Senti quando seus braços me envolveram com mais firmeza e o olhei para saber o que pensava. Estaria tão perdido como eu em sentimentos tão desconhecidos? Sua expressão me confundiu, tão séria e quase dolorosa, como se algo o perturbasse.

— O que foi? — perguntei baixo. Nosso momento de absoluta sinceridade caminhava em uma linha tênue, portanto, temia quebrá-lo.

Ele negou com a cabeça, abrindo um sorrisinho mínimo. Não fiz questão de pressioná-lo, deveria ser tão assustador para ele quanto pra mim. Era bom, finalmente, não estar lidando com tudo aquilo sozinha.

— Caso você queira saber... A perícia constatou que o início do incêndio foi causado por má fiação. Não entendi direito, mas quando terminarem de reformar meu quarto, prefiro não ter nenhum eletrodoméstico nele — contei ao me lembrar, nos distraindo da estranheza.

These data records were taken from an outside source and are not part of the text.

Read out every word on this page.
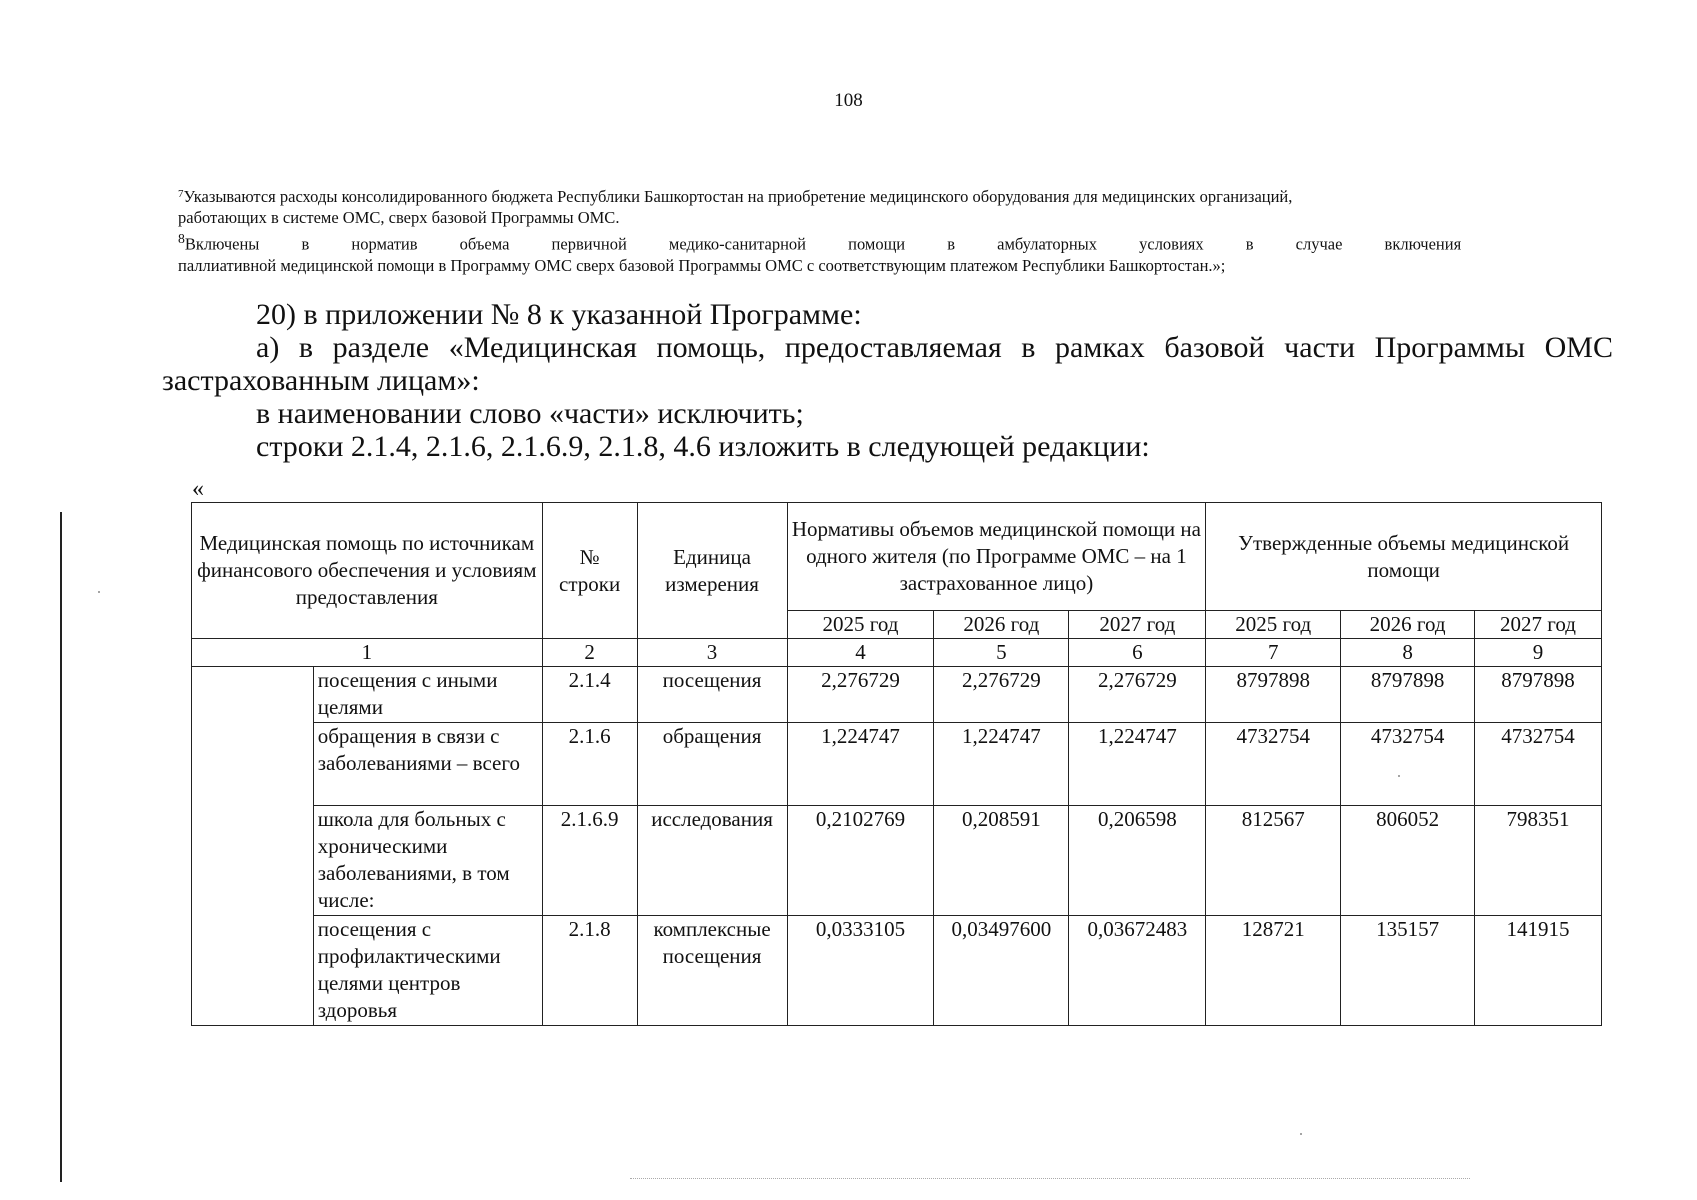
108
$^7$Указываются расходы консолидированного бюджета Республики Башкортостан на приобретение медицинского оборудования для медицинских организаций,
работающих в системе ОМС, сверх базовой Программы ОМС.
$^8$Включены в норматив объема первичной медико-санитарной помощи в амбулаторных условиях в случае включения
паллиативной медицинской помощи в Программу ОМС сверх базовой Программы ОМС с соответствующим платежом Республики Башкортостан.»;

20) в приложении № 8 к указанной Программе:

а) в разделе «Медицинская помощь, предоставляемая в рамках базовой части Программы ОМС

застрахованным лицам»:

в наименовании слово «части» исключить;

строки 2.1.4, 2.1.6, 2.1.6.9, 2.1.8, 4.6 изложить в следующей редакции:

«
Медицинская помощь по источникам финансового обеспечения и условиям предоставления		№ строки	Единица измерения	Нормативы объемов медицинской помощи на одного жителя (по Программе ОМС – на 1 застрахованное лицо)			Утвержденные объемы медицинской помощи		
				2025 год	2026 год	2027 год	2025 год	2026 год	2027 год
1		2	3	4	5	6	7	8	9
	посещения с иными целями	2.1.4	посещения	2,276729	2,276729	2,276729	8797898	8797898	8797898
	обращения в связи с заболеваниями – всего	2.1.6	обращения	1,224747	1,224747	1,224747	4732754	4732754	4732754
	школа для больных с хроническими заболеваниями, в том числе:	2.1.6.9	исследования	0,2102769	0,208591	0,206598	812567	806052	798351
	посещения с профилактическими целями центров здоровья	2.1.8	комплексные посещения	0,0333105	0,03497600	0,03672483	128721	135157	141915
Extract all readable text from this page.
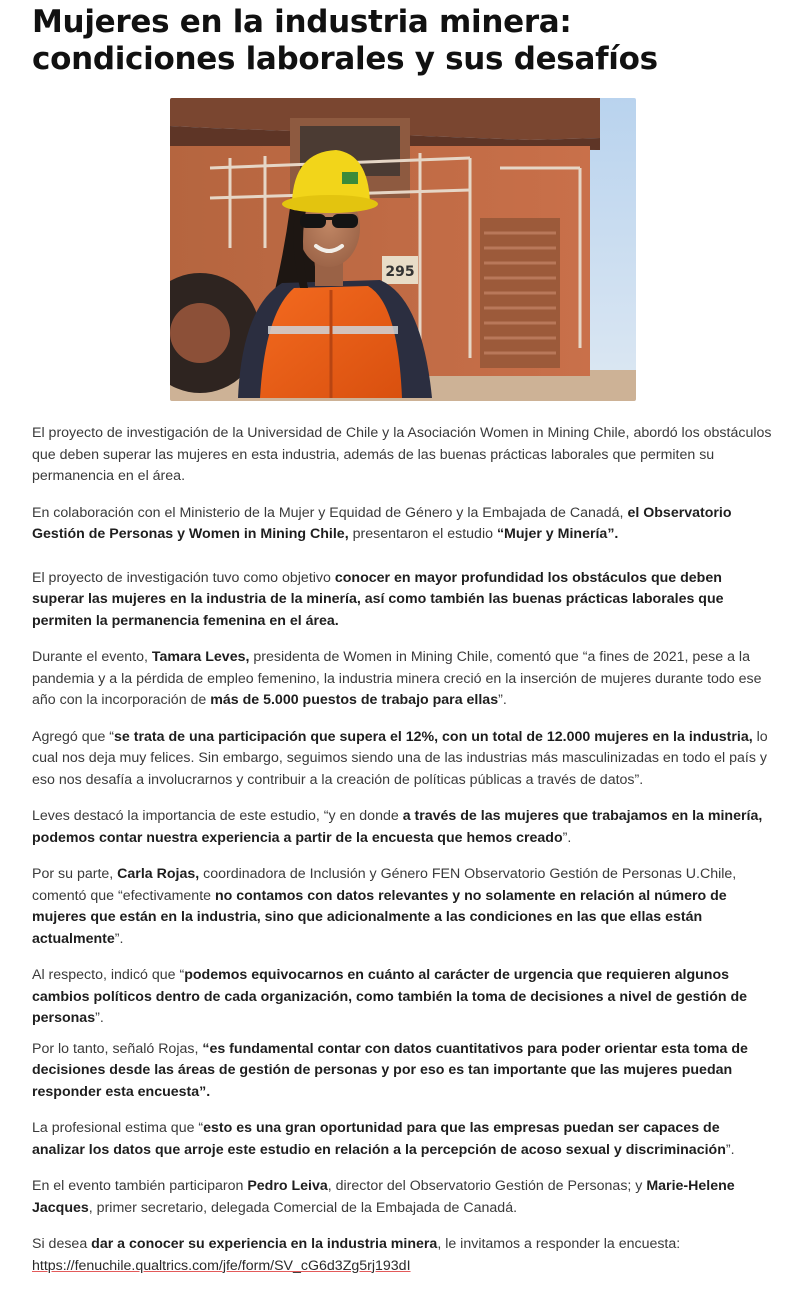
Mujeres en la industria minera: condiciones laborales y sus desafíos
295

El proyecto de investigación de la Universidad de Chile y la Asociación Women in Mining Chile, abordó los obstáculos que deben superar las mujeres en esta industria, además de las buenas prácticas laborales que permiten su permanencia en el área.

En colaboración con el Ministerio de la Mujer y Equidad de Género y la Embajada de Canadá, el Observatorio Gestión de Personas y Women in Mining Chile, presentaron el estudio “Mujer y Minería”.

El proyecto de investigación tuvo como objetivo conocer en mayor profundidad los obstáculos que deben superar las mujeres en la industria de la minería, así como también las buenas prácticas laborales que permiten la permanencia femenina en el área.

Durante el evento, Tamara Leves, presidenta de Women in Mining Chile, comentó que “a fines de 2021, pese a la pandemia y a la pérdida de empleo femenino, la industria minera creció en la inserción de mujeres durante todo ese año con la incorporación de más de 5.000 puestos de trabajo para ellas”.

Agregó que “se trata de una participación que supera el 12%, con un total de 12.000 mujeres en la industria, lo cual nos deja muy felices. Sin embargo, seguimos siendo una de las industrias más masculinizadas en todo el país y eso nos desafía a involucrarnos y contribuir a la creación de políticas públicas a través de datos”.

Leves destacó la importancia de este estudio, “y en donde a través de las mujeres que trabajamos en la minería, podemos contar nuestra experiencia a partir de la encuesta que hemos creado”.

Por su parte, Carla Rojas, coordinadora de Inclusión y Género FEN Observatorio Gestión de Personas U.Chile, comentó que “efectivamente no contamos con datos relevantes y no solamente en relación al número de mujeres que están en la industria, sino que adicionalmente a las condiciones en las que ellas están actualmente”.

Al respecto, indicó que “podemos equivocarnos en cuánto al carácter de urgencia que requieren algunos cambios políticos dentro de cada organización, como también la toma de decisiones a nivel de gestión de personas”.

Por lo tanto, señaló Rojas, “es fundamental contar con datos cuantitativos para poder orientar esta toma de decisiones desde las áreas de gestión de personas y por eso es tan importante que las mujeres puedan responder esta encuesta”.

La profesional estima que “esto es una gran oportunidad para que las empresas puedan ser capaces de analizar los datos que arroje este estudio en relación a la percepción de acoso sexual y discriminación”.

En el evento también participaron Pedro Leiva, director del Observatorio Gestión de Personas; y Marie-Helene Jacques, primer secretario, delegada Comercial de la Embajada de Canadá.

Si desea dar a conocer su experiencia en la industria minera, le invitamos a responder la encuesta: https://fenuchile.qualtrics.com/jfe/form/SV_cG6d3Zg5rj193dI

Ele fez uma careta com o assunto, olhando para o céu.

— Claro. Por que não saímos da chuva? Não quero que você adoeça.

Revirei os olhos para sua preocupação banal, tendo a impressão de que ele ficara um pouco traumatizado com meu acidente para que nem sequer quisesse que fosse mencionado. Eu não deveria ter gostado disso, mas era bom saber que se importava.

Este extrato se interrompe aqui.